In 2009, after the Washington Township police department lost personnel to retirement and location change, officers John Wurtemburg and Kirk Griffin were required to leave their D.A.R.E. posts and re-enter the full-time patrol unit.
"It really became an issue of manpower," said Lt. Art Adams. "We need five guys out on patrol at all times, and between cuts and retirement, we were starting to only have four and even sometimes three. You can't cut from the road. We can't be effective that way."
With a 20 percent budget cut requested of each municipal department by Mayor Ken Short in 2010, the police squad was forced to take the D.A.R.E. program off the agenda.
The elimination of the program, a community policing initiative, saved approximately $5,300 for the school year.

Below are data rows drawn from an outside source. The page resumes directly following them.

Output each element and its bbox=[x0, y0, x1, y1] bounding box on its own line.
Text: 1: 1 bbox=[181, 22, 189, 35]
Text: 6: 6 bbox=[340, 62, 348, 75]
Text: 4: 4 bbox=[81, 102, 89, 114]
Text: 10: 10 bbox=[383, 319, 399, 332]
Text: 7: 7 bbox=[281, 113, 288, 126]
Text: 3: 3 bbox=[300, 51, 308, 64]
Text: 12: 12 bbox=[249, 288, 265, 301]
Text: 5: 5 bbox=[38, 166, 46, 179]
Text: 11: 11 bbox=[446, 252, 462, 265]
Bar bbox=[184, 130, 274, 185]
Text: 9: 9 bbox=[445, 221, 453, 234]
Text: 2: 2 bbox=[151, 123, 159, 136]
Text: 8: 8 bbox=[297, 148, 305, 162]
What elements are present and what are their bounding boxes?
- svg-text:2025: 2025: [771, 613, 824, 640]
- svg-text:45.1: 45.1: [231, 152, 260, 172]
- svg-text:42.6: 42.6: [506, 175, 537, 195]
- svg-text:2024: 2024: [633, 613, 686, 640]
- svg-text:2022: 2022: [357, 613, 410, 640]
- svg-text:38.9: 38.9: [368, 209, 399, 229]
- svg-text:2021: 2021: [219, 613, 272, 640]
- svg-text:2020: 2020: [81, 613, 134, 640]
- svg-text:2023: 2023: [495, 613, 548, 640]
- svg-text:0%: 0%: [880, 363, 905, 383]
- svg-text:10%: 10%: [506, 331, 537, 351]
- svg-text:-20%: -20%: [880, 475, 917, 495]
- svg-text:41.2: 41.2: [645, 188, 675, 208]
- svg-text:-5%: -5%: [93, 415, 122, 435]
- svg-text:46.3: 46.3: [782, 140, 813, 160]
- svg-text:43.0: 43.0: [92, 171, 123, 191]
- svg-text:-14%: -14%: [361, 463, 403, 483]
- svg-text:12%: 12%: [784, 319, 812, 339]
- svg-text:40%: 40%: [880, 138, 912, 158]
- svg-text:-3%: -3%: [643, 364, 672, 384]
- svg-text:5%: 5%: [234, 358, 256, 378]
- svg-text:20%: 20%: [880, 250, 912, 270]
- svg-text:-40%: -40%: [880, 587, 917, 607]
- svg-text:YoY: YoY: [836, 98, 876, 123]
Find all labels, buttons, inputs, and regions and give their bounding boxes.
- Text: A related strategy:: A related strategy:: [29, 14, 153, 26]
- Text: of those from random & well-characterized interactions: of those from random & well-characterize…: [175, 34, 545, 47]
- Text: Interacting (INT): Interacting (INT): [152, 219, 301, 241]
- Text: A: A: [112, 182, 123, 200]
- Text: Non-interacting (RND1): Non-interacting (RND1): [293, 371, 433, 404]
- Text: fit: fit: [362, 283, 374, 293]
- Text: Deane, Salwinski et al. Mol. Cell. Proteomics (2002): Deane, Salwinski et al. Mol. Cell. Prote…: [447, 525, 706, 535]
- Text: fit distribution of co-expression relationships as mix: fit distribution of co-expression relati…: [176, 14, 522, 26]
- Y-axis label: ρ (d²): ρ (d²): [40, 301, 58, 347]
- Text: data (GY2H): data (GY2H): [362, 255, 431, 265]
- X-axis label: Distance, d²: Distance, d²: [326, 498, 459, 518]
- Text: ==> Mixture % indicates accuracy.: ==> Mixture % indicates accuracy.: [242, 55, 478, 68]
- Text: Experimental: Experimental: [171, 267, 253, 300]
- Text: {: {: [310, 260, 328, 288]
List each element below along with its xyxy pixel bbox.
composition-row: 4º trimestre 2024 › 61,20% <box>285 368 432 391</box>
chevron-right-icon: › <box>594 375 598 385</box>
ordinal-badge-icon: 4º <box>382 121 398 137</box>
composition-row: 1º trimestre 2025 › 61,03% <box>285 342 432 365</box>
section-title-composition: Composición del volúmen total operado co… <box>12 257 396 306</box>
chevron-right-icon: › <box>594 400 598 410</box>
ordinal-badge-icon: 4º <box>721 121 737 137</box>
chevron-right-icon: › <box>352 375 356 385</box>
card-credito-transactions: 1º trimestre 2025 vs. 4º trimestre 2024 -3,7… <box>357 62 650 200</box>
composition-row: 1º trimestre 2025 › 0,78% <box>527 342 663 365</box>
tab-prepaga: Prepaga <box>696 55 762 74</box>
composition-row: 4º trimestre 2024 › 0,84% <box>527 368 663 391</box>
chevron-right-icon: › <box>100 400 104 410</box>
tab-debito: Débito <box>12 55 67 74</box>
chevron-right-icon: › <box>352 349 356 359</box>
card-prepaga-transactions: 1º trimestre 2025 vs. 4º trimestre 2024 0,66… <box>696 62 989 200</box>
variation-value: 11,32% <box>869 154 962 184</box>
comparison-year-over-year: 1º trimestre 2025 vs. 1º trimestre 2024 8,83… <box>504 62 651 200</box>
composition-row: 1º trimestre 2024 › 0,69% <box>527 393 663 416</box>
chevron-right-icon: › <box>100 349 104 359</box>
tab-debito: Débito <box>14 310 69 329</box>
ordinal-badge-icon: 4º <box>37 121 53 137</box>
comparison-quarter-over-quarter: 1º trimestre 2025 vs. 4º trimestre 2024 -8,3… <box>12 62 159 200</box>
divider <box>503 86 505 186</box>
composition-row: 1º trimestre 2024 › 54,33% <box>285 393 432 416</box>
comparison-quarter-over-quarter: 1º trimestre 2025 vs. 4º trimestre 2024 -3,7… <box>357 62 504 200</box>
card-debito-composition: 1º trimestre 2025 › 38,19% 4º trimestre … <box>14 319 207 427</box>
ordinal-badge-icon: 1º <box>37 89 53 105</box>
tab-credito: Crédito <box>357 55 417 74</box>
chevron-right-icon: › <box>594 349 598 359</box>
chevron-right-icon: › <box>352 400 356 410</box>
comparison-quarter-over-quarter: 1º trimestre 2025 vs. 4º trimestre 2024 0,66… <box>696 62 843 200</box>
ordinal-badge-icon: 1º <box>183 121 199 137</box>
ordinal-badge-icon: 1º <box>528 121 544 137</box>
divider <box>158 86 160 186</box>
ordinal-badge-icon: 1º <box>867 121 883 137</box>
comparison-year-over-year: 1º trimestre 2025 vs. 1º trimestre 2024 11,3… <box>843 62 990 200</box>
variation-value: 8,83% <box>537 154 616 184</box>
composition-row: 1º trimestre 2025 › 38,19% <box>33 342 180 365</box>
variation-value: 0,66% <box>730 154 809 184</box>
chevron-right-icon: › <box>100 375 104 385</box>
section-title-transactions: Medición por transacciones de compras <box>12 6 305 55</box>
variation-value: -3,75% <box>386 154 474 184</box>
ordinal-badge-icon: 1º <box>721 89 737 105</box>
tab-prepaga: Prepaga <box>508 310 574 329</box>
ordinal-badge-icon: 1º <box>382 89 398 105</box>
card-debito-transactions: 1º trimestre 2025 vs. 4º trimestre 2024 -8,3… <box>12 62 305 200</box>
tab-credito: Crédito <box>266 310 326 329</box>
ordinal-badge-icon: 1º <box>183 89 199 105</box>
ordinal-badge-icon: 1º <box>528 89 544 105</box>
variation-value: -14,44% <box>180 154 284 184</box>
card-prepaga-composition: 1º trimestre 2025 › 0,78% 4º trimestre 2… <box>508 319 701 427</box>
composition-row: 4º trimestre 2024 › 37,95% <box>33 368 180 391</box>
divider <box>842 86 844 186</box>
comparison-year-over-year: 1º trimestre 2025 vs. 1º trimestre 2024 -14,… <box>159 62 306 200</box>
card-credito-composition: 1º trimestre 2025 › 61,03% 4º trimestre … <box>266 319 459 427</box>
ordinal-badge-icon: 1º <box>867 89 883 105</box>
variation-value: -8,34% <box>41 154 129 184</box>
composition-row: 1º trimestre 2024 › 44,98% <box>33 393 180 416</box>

"If it isn't affecting the health or public safety of the community as a whole, then we can't view it as a necessary expense right now," Short said.
"Unfortunately, we saw it coming," said Long Valley Middle School Principal Mark Ippolito. "So we were able to begin planning for more character education in our classes to help counteract the loss of the D.A.R.E. program."
Ippolito, a member of the Municipal Alliance Committee, met with the group's members on Tuesday, Sept. 21 and discussed the possibility of someday bringing back the program.
"In dire times, the community needs to pull together," Ippolito said. "These programs are certainly needed. If the funding is there, I'd love to see the D.A.R.E. program come back."
The D.A.R.E. program is designed to teach students in grades K-8 about the harmful effects of drugs at an early age as a deterrent to abuse.